Founded in 1960, the Jets were a logical choice for a game in Bridgeport because, as relatively new challengers to the Giants, they were looking to establish themselves among area fans. They were also secondary tenants to the Mets at Shea Stadium in Queens, barred by their lease from playing games there until the completion of the baseball season. In their short history, the Jets had played preseason games in Wilkes-Barre, New Brunswick, Allentown, Shreveport and numerous other cities. Included among those was a 1962 game before 9,000 spectators and 61,000 empty seats in the Yale Bowl, a stadium the Giants generally filled.
A college teammate of Lukachik’s, Mike Holovak, was the head coach of the Boston Patriots (as they were then known), one of the Jets chief rivals. The Patriots were a natural choice as the second team because they were, after the Giants and Jets, the closest pro team to Bridgeport. And because there were many in the Bridgeport area who rooted for Boston’s Red Sox, Celtics and Bruins, the game was an opportunity for the Patriots to woo new fans just like the Jets.

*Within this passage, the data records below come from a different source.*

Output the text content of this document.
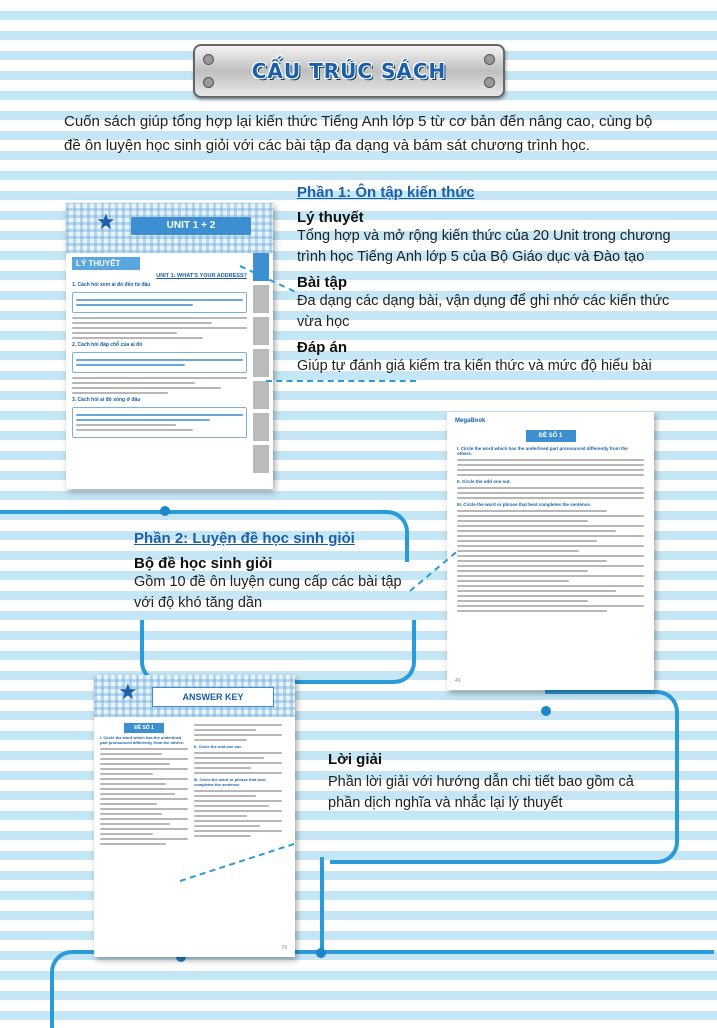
CẤU TRÚC SÁCH
Cuốn sách giúp tổng hợp lại kiến thức Tiếng Anh lớp 5 từ cơ bản đến nâng cao, cùng bộ đề ôn luyện học sinh giỏi với các bài tập đa dạng và bám sát chương trình học.
Phần 1: Ôn tập kiến thức
Lý thuyết
Tổng hợp và mở rộng kiến thức của 20 Unit trong chương trình học Tiếng Anh lớp 5 của Bộ Giáo dục và Đào tạo
Bài tập
Đa dạng các dạng bài, vận dụng để ghi nhớ các kiến thức vừa học
Đáp án
Giúp tự đánh giá kiểm tra kiến thức và mức độ hiểu bài
★	UNIT 1 + 2
LÝ THUYẾT
UNIT 1: WHAT'S YOUR ADDRESS?
1. Cách hỏi xem ai đó đến từ đâu
2. Cách hỏi đáp chỗ của ai đó
3. Cách hỏi ai đó sống ở đâu
MegaBook
ĐỀ SỐ 1
I. Circle the word which has the underlined part pronounced differently from the others.
II. Circle the odd one out.
III. Circle the word or phrase that best completes the sentence.
49
Phần 2: Luyện đề học sinh giỏi
Bộ đề học sinh giỏi
Gồm 10 đề ôn luyện cung cấp các bài tập với độ khó tăng dần
★	ANSWER KEY
ĐỀ SỐ 1
I. Circle the word which has the underlined part pronounced differently from the others.
II. Circle the odd one out.
III. Circle the word or phrase that best completes the sentence.
79
Lời giải
Phần lời giải với hướng dẫn chi tiết bao gồm cả phần dịch nghĩa và nhắc lại lý thuyết
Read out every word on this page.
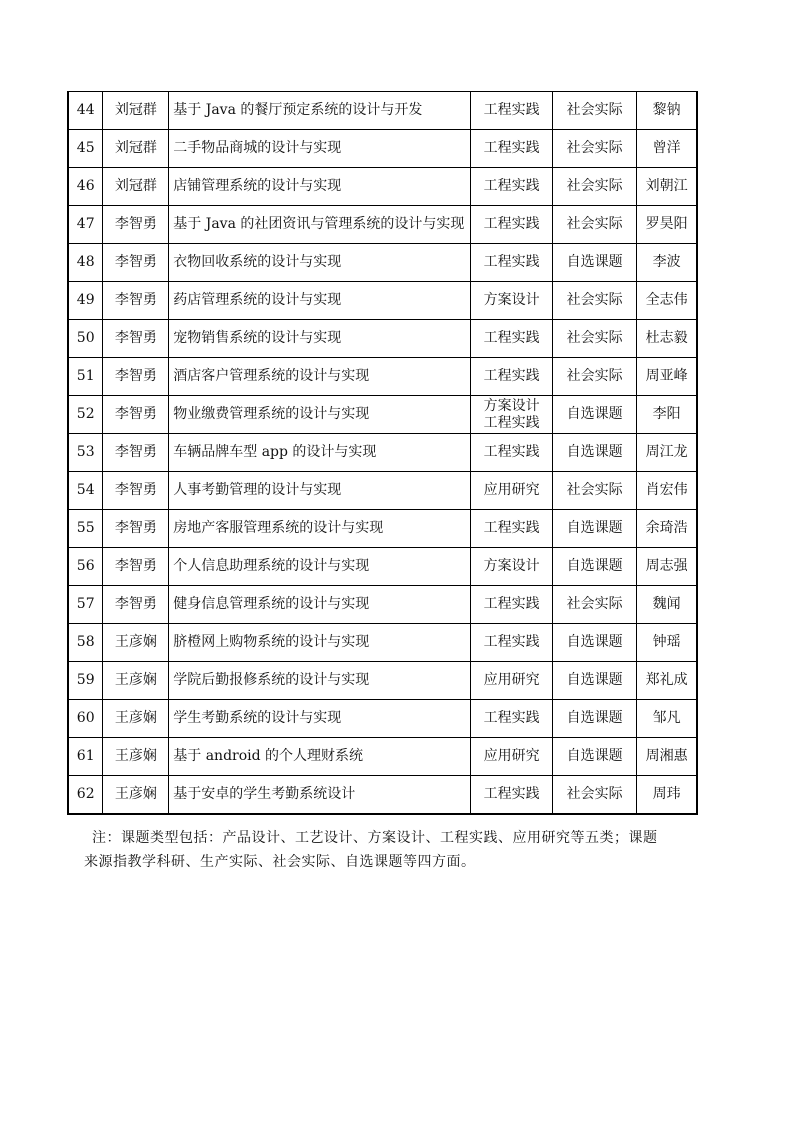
44	刘冠群	基于 Java 的餐厅预定系统的设计与开发	工程实践	社会实际	黎钠
45	刘冠群	二手物品商城的设计与实现	工程实践	社会实际	曾洋
46	刘冠群	店铺管理系统的设计与实现	工程实践	社会实际	刘朝江
47	李智勇	基于 Java 的社团资讯与管理系统的设计与实现	工程实践	社会实际	罗昊阳
48	李智勇	衣物回收系统的设计与实现	工程实践	自选课题	李波
49	李智勇	药店管理系统的设计与实现	方案设计	社会实际	全志伟
50	李智勇	宠物销售系统的设计与实现	工程实践	社会实际	杜志毅
51	李智勇	酒店客户管理系统的设计与实现	工程实践	社会实际	周亚峰
52	李智勇	物业缴费管理系统的设计与实现	方案设计 工程实践	自选课题	李阳
53	李智勇	车辆品牌车型 app 的设计与实现	工程实践	自选课题	周江龙
54	李智勇	人事考勤管理的设计与实现	应用研究	社会实际	肖宏伟
55	李智勇	房地产客服管理系统的设计与实现	工程实践	自选课题	余琦浩
56	李智勇	个人信息助理系统的设计与实现	方案设计	自选课题	周志强
57	李智勇	健身信息管理系统的设计与实现	工程实践	社会实际	魏闻
58	王彦娴	脐橙网上购物系统的设计与实现	工程实践	自选课题	钟瑶
59	王彦娴	学院后勤报修系统的设计与实现	应用研究	自选课题	郑礼成
60	王彦娴	学生考勤系统的设计与实现	工程实践	自选课题	邹凡
61	王彦娴	基于 android 的个人理财系统	应用研究	自选课题	周湘惠
62	王彦娴	基于安卓的学生考勤系统设计	工程实践	社会实际	周玮
注：课题类型包括：产品设计、工艺设计、方案设计、工程实践、应用研究等五类；课题
来源指教学科研、生产实际、社会实际、自选课题等四方面。
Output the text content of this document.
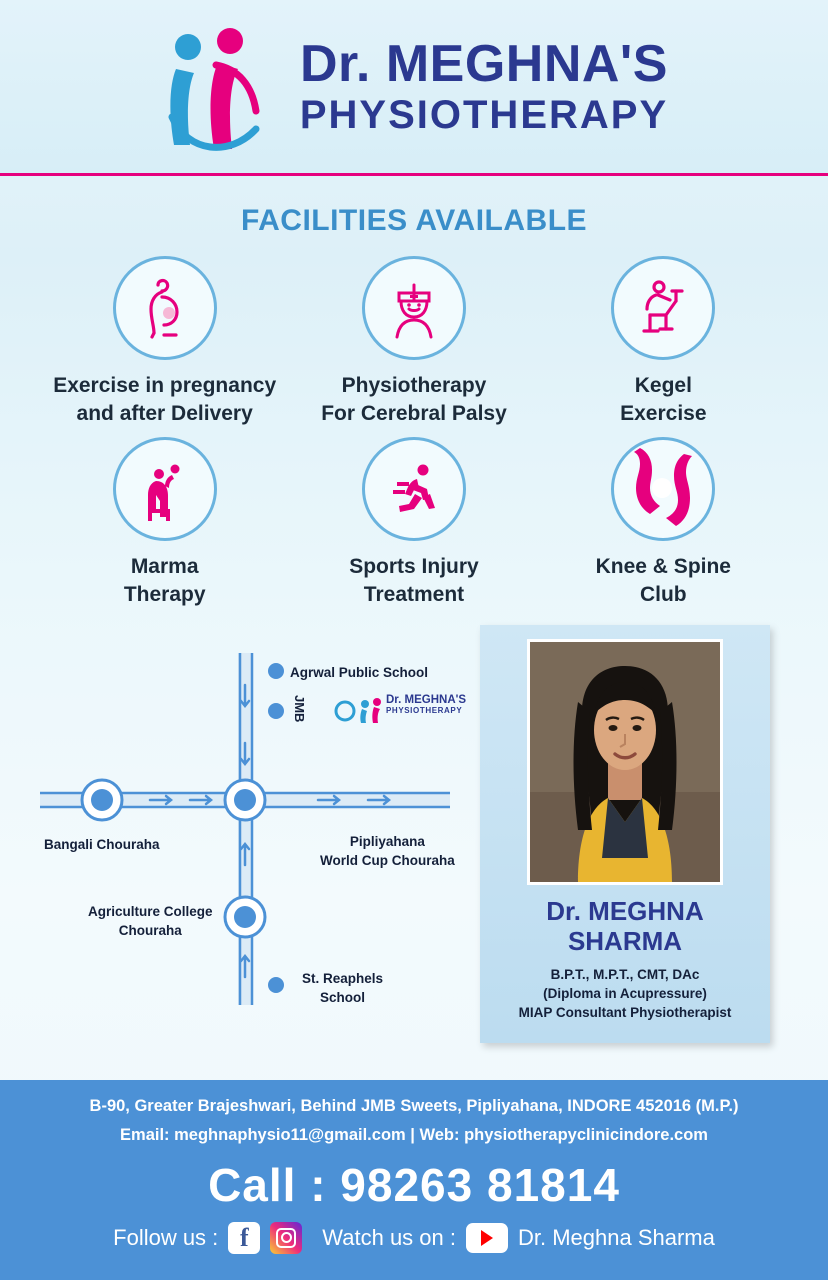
Dr. MEGHNA'S
PHYSIOTHERAPY
FACILITIES AVAILABLE
Exercise in pregnancy
and after Delivery
Physiotherapy
For Cerebral Palsy
Kegel
Exercise
Marma
Therapy
Sports Injury
Treatment
Knee & Spine
Club
Agrwal Public School
JMB	Dr. MEGHNA'S
PHYSIOTHERAPY
Bangali Chouraha	Pipliyahana
World Cup Chouraha
Agriculture College
Chouraha
St. Reaphels
School
Dr. MEGHNA
SHARMA
B.P.T., M.P.T., CMT, DAc
(Diploma in Acupressure)
MIAP Consultant Physiotherapist
B-90, Greater Brajeshwari, Behind JMB Sweets, Pipliyahana, INDORE 452016 (M.P.)
Email: meghnaphysio11@gmail.com | Web: physiotherapyclinicindore.com
Call : 98263 81814
Follow us : f	Watch us on :	Dr. Meghna Sharma
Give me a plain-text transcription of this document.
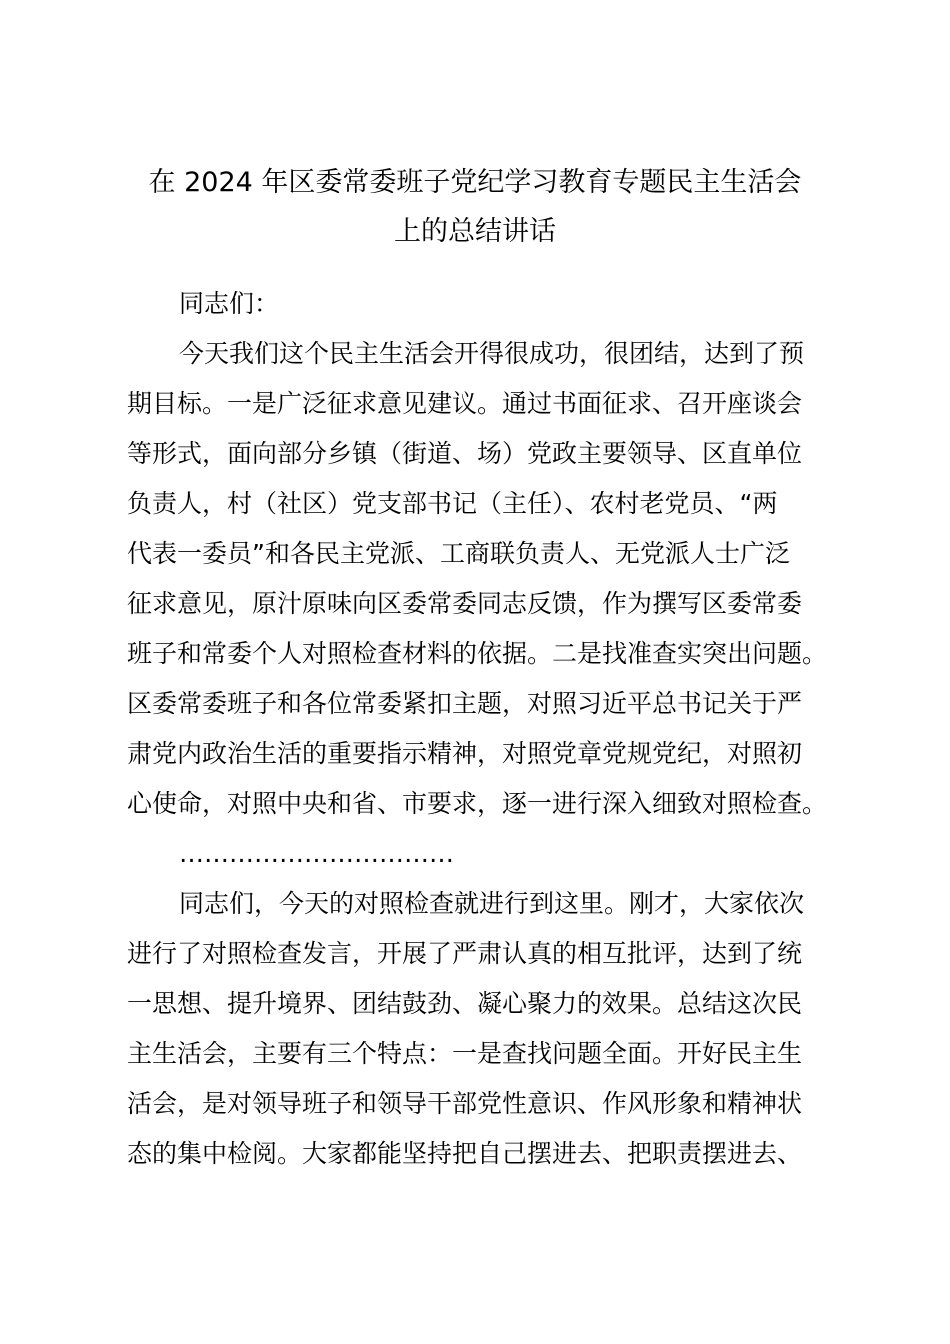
在 2024 年区委常委班子党纪学习教育专题民主生活会
上的总结讲话
同志们：
今天我们这个民主生活会开得很成功，很团结，达到了预
期目标。一是广泛征求意见建议。通过书面征求、召开座谈会
等形式，面向部分乡镇（街道、场）党政主要领导、区直单位
负责人，村（社区）党支部书记（主任）、农村老党员、“两
代表一委员”和各民主党派、工商联负责人、无党派人士广泛
征求意见，原汁原味向区委常委同志反馈，作为撰写区委常委
班子和常委个人对照检查材料的依据。二是找准查实突出问题。
区委常委班子和各位常委紧扣主题，对照习近平总书记关于严
肃党内政治生活的重要指示精神，对照党章党规党纪，对照初
心使命，对照中央和省、市要求，逐一进行深入细致对照检查。
……………………………
同志们，今天的对照检查就进行到这里。刚才，大家依次
进行了对照检查发言，开展了严肃认真的相互批评，达到了统
一思想、提升境界、团结鼓劲、凝心聚力的效果。总结这次民
主生活会，主要有三个特点：一是查找问题全面。开好民主生
活会，是对领导班子和领导干部党性意识、作风形象和精神状
态的集中检阅。大家都能坚持把自己摆进去、把职责摆进去、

The match was set for Friday evening, August 4th, the first exhibition game of the 1967 preseason for both teams. The owners of the two teams agreed that all net proceeds would go to benefit the Rehabilitation Center of Eastern Fairfield County. Tickets were $10, $5 and $3 and temporary bleachers were set up at Kennedy that increased the seating capacity to 21,000. The game was broadcast live on New York radio station WABC-AM and was televised on tape delay on WOR Channel 9 at 11 PM that night. The Jets and Patriots arrived in Bridgeport by bus Friday afternoon and ticketholders were allowed admittance several hours before the 7:30 kickoff to watch both teams practice.
The game was a delight for Jets fans and a disappointment for those hoping for a competitive match as New York romped, 55-13. As is standard for exhibitions, the playing time of star players was limited, as the coaches used the game primarily to evaluate young newcomers trying to make the team. Joe Namath and a number of others played only one quarter after which the Jets already led by 28-0. New York running back Emerson Boozer scored three touchdowns and was awarded a sterling silver bowl named for Al Lukachik as the game’s outstanding player. The attendance of 16,000, meanwhile, was well below expectations.
Namath played despite having broken curfew the night before, a misdeed for which he was fined $500. It was reported he was at various Manhattan bars until 4:30 Friday morning and did not return to training camp in Peekskill, New York until just before the Jets departed for Bridgeport. Namath stated that he was distraught about his brother’s recent health problems and denied that he had been out drinking.
Information about how much money the game raised was not made public. There also seems to have been little to no public discussion about whether city officials deemed the evening a success. That five thousand tickets went unsold was undoubtedly a disappointment to all and perhaps cause for some to question both whether the venture had been worthwhile and whether it should ever be repeated.
Within a few years, that last point was rendered completely moot. In their endless quest for profits, pro football’s team owners decided that exhibition games would be played exclusively in venues far larger than Kennedy Stadium. Before long, they even forced fans to purchase tickets for exhibitions as part of the season ticket package at the same price as regular season games. The NFL colossus was rapidly growing and the need to drum up support by scheduling exhibitions in places like Bridgeport had passed. The game played on August 4, 1967 was thus truly a once in forever event.